Hey friends, I’m baaaaaaack! I had to wipe some cobwebs off of the laptop and remember my password to log into the blog, but it did feel good to set down the routine for a time and focus on other things. Our Sabbath time was good. Good as in Mmmmmmm goooooood. We slept in, we had adventures, we ate food prepared by someone else, we made memories, we loved each other, we remembered why Sabbath is a top-ten on God’s list of loving rules to abide by.
I read something recently that made me choke on my own breath as I inhailed the holy-cow-this-is-significant-ness of it. Though I can’t remember the exact wordage, the point was that children formulate most of their opinions about who God is - his character, his attributes, his worth - from observing their parents than from anything else. On the one hand, this is almost a “duh” concept, but as I thought about this truth in the context of our Sabbathing, I felt the dots all being joined together.
When I refuse to take Sabbath because of a compulsive need to be productive, I’m teaching my daughter to fear man more than God and to find her worth in something other than Him.
When I worry about how our Sabbathing will appear to donors and affect our ministry financially, I fail to teach my daughter that God is the Provider and the one we serve. (fyi, Choshen ministry money is NEVER used for Sabbath, vacation, holiday, rest, etc. just want to throw that our there in the name of full disclosure…)

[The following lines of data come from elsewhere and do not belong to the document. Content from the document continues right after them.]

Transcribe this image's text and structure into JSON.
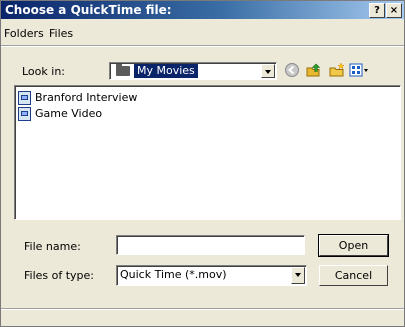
{
  "dialog": {
    "title": "Choose a QuickTime file:",
    "help_button": "?",
    "close_button": "×"
  },
  "menu": {
    "items": [
      "Folders",
      "Files"
    ]
  },
  "look_in": {
    "label": "Look in:",
    "selected": "My Movies"
  },
  "toolbar": {
    "icons": [
      "back-icon",
      "up-folder-icon",
      "new-folder-icon",
      "view-menu-icon"
    ]
  },
  "files": [
    {
      "name": "Branford Interview",
      "icon": "movie-file-icon"
    },
    {
      "name": "Game Video",
      "icon": "movie-file-icon"
    }
  ],
  "file_name": {
    "label": "File name:",
    "value": ""
  },
  "file_type": {
    "label": "Files of type:",
    "selected": "Quick Time (*.mov)"
  },
  "buttons": {
    "open": "Open",
    "cancel": "Cancel"
  }
}
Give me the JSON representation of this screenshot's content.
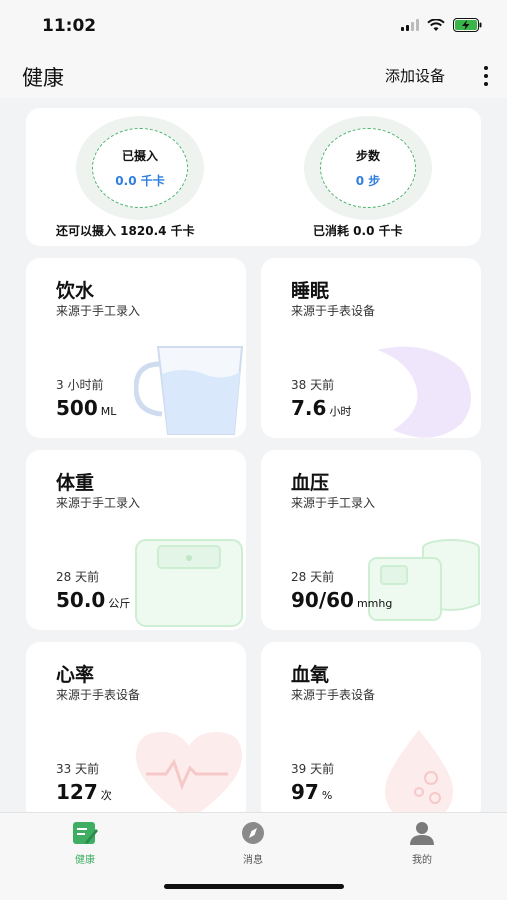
{
  "status_bar": {
    "time": "11:02"
  },
  "nav": {
    "title": "健康",
    "add_device": "添加设备"
  },
  "summary": {
    "intake": {
      "label": "已摄入",
      "value": "0.0 千卡",
      "note": "还可以摄入 1820.4 千卡"
    },
    "steps": {
      "label": "步数",
      "value": "0 步",
      "note": "已消耗 0.0 千卡"
    }
  },
  "cards": {
    "water": {
      "title": "饮水",
      "source": "来源于手工录入",
      "time": "3 小时前",
      "value": "500",
      "unit": "ML"
    },
    "sleep": {
      "title": "睡眠",
      "source": "来源于手表设备",
      "time": "38 天前",
      "value": "7.6",
      "unit": "小时"
    },
    "weight": {
      "title": "体重",
      "source": "来源于手工录入",
      "time": "28 天前",
      "value": "50.0",
      "unit": "公斤"
    },
    "blood_pressure": {
      "title": "血压",
      "source": "来源于手工录入",
      "time": "28 天前",
      "value": "90/60",
      "unit": "mmhg"
    },
    "heart_rate": {
      "title": "心率",
      "source": "来源于手表设备",
      "time": "33 天前",
      "value": "127",
      "unit": "次"
    },
    "blood_oxygen": {
      "title": "血氧",
      "source": "来源于手表设备",
      "time": "39 天前",
      "value": "97",
      "unit": "%"
    }
  },
  "tabs": [
    {
      "label": "健康",
      "icon": "notebook-pen-icon",
      "active": true
    },
    {
      "label": "消息",
      "icon": "compass-icon",
      "active": false
    },
    {
      "label": "我的",
      "icon": "user-icon",
      "active": false
    }
  ],
  "colors": {
    "accent_green": "#3fae63",
    "value_blue": "#2f7fe0"
  }
}
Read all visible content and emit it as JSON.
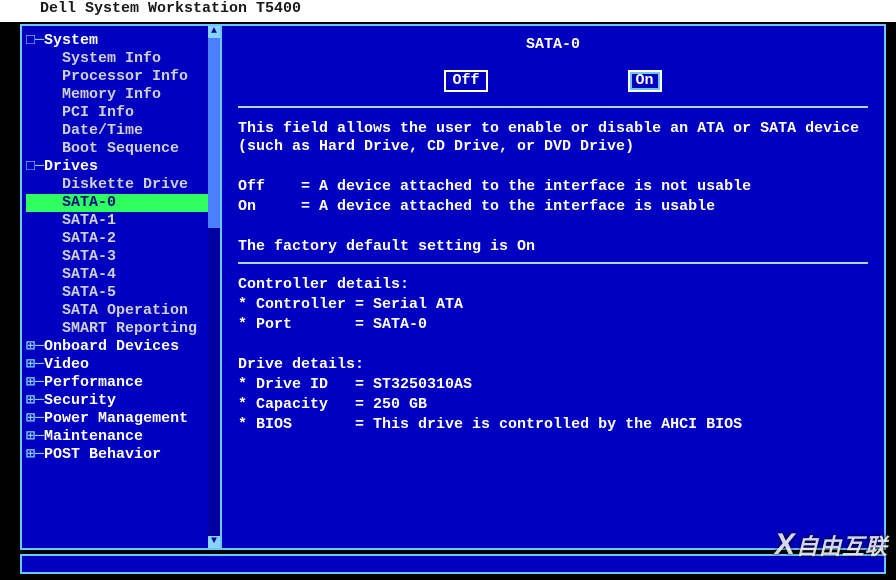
{
  "title": "Dell System Workstation T5400",
  "nav": {
    "groups": [
      {
        "label": "System",
        "expanded": true,
        "items": [
          "System Info",
          "Processor Info",
          "Memory Info",
          "PCI Info",
          "Date/Time",
          "Boot Sequence"
        ]
      },
      {
        "label": "Drives",
        "expanded": true,
        "items": [
          "Diskette Drive",
          "SATA-0",
          "SATA-1",
          "SATA-2",
          "SATA-3",
          "SATA-4",
          "SATA-5",
          "SATA Operation",
          "SMART Reporting"
        ],
        "selected_index": 1
      },
      {
        "label": "Onboard Devices",
        "expanded": false
      },
      {
        "label": "Video",
        "expanded": false
      },
      {
        "label": "Performance",
        "expanded": false
      },
      {
        "label": "Security",
        "expanded": false
      },
      {
        "label": "Power Management",
        "expanded": false
      },
      {
        "label": "Maintenance",
        "expanded": false
      },
      {
        "label": "POST Behavior",
        "expanded": false
      }
    ]
  },
  "panel": {
    "heading": "SATA-0",
    "options": {
      "off": "Off",
      "on": "On",
      "selected": "On"
    },
    "help_intro": "This field allows the user to enable or disable an ATA or SATA device (such as Hard Drive, CD Drive, or DVD Drive)",
    "rows": [
      {
        "k": "Off",
        "v": "= A device attached to the interface is not usable"
      },
      {
        "k": "On",
        "v": "= A device attached to the interface is usable"
      }
    ],
    "default_line_prefix": "The factory default setting is ",
    "default_value": "On",
    "controller": {
      "title": "Controller details:",
      "controller_label": "* Controller = ",
      "controller_value": "Serial ATA",
      "port_label": "* Port       = ",
      "port_value": "SATA-0"
    },
    "drive": {
      "title": "Drive details:",
      "id_label": "* Drive ID   = ",
      "id_value": "ST3250310AS",
      "cap_label": "* Capacity   = ",
      "cap_value": "250 GB",
      "bios_label": "* BIOS       = ",
      "bios_value": "This drive is controlled by the AHCI BIOS"
    }
  },
  "watermark": "自由互联"
}
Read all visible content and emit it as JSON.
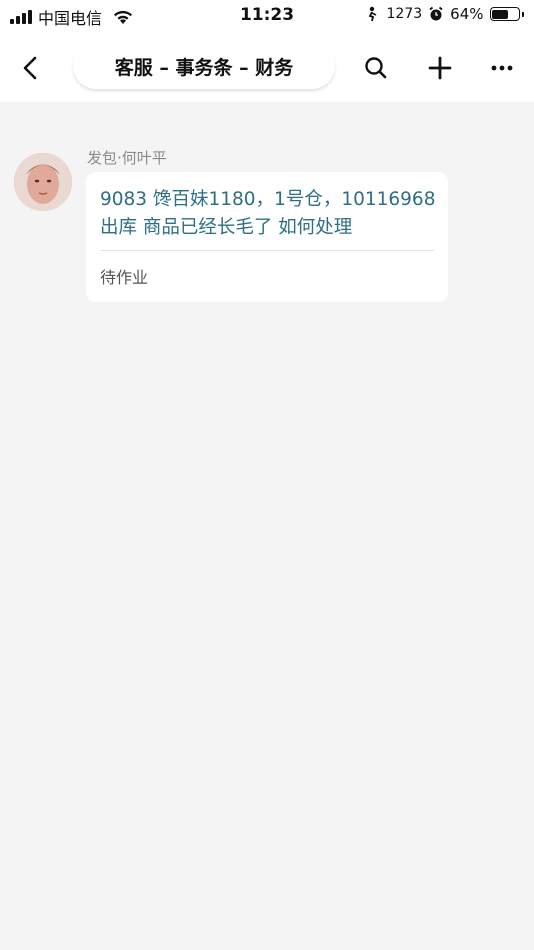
{
  "status_bar": {
    "carrier": "中国电信",
    "time": "11:23",
    "steps": "1273",
    "battery_percent": "64%",
    "battery_level": 0.64
  },
  "nav": {
    "title": "客服 – 事务条 – 财务",
    "back_icon": "chevron-left-icon",
    "search_icon": "search-icon",
    "add_icon": "plus-icon",
    "more_icon": "more-dots-icon"
  },
  "message": {
    "sender": "发包·何叶平",
    "text_line1": "9083 馋百妹1180，1号仓，10116968",
    "text_line2": "出库 商品已经长毛了 如何处理",
    "status": "待作业",
    "text_color": "#2f6f86"
  }
}
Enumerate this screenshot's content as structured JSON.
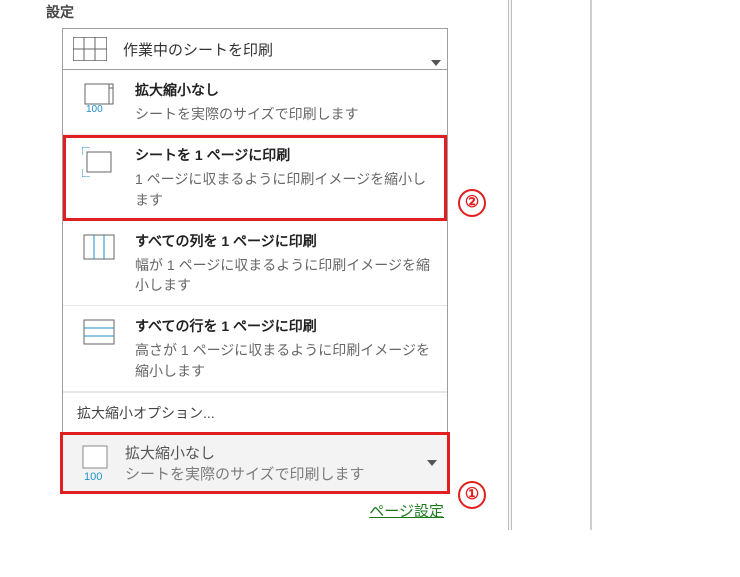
{
  "section_title": "設定",
  "top_combo": {
    "label": "作業中のシートを印刷"
  },
  "options": [
    {
      "title": "拡大縮小なし",
      "desc": "シートを実際のサイズで印刷します"
    },
    {
      "title": "シートを 1 ページに印刷",
      "desc": "1 ページに収まるように印刷イメージを縮小します"
    },
    {
      "title": "すべての列を 1 ページに印刷",
      "desc": "幅が 1 ページに収まるように印刷イメージを縮小します"
    },
    {
      "title": "すべての行を 1 ページに印刷",
      "desc": "高さが 1 ページに収まるように印刷イメージを縮小します"
    }
  ],
  "more_options": "拡大縮小オプション...",
  "bottom_combo": {
    "title": "拡大縮小なし",
    "desc": "シートを実際のサイズで印刷します"
  },
  "page_setup": "ページ設定",
  "callouts": {
    "c1": "①",
    "c2": "②"
  },
  "icons": {
    "grid": "grid-icon",
    "page100": "page-100-icon",
    "fit": "fit-page-icon",
    "cols": "fit-columns-icon",
    "rows": "fit-rows-icon",
    "caret": "caret-down-icon"
  }
}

When I fail to stop and smell the roses – both the proverbial and the literal ones – I fail to teach my daughter about thankfulness and the God of good and perfect gifts.
When she watches me go, go, go, fueled by a people pleasing mentality, I forfeit the opportunity to demonstrate what it means to live as a daughter of the King, a worshipful being, an approved work[wo]man who is unashamed.
On the seventh day, GOD rested. He sure did. When I fail to heed counsel and follow suit, I mislead my darling daughter by teaching her that God is something other than my ultimate example, a wholly good, sufficient provider who loves and affirms me for who I am in Him. How tragic is that?
When we stood in front of the church for Bronwyn’s baby dedication, we were asked if we agreed that we needed grace and the help of God’s people in raising her. We heartily concurred, though at the time I think I was assuming that meant grace as in thanks for not judging me if I don’t wash my hair before coming to church and help as in thanks for taking care of my baby in the church nursery and we sure appreciate the casseroles. But I see now that I need grace and the help of God’s people for so much more. I need brothers and sisters to graciously remind me that missionaries are not super-spiritual beings and to affirm our Sabbath rest. I need your help in the form of comments and e-mails if you’ve read a year’s worth of blogs and haven’t heard the word Sabbath mentioned once. When I blog here more about our ministry than I do our family, I need you to tell me to save all that for choshenfarm.org and preserve these airwaves for the stuff of life and set some boundaries with work. And I need you to do these things because a well rested, balanced, joyful-in-Christ woman is the only kind of mother who is going to raise Bronwyn well. It’s the only way for my baby girl (who is quickly become a super observant big girl!) to get a right picture of a Holy God. Is she not worth it?
you bet she is.
And so, this is my extraordinarily long way of saying It’s good to have gone, and its good to be back.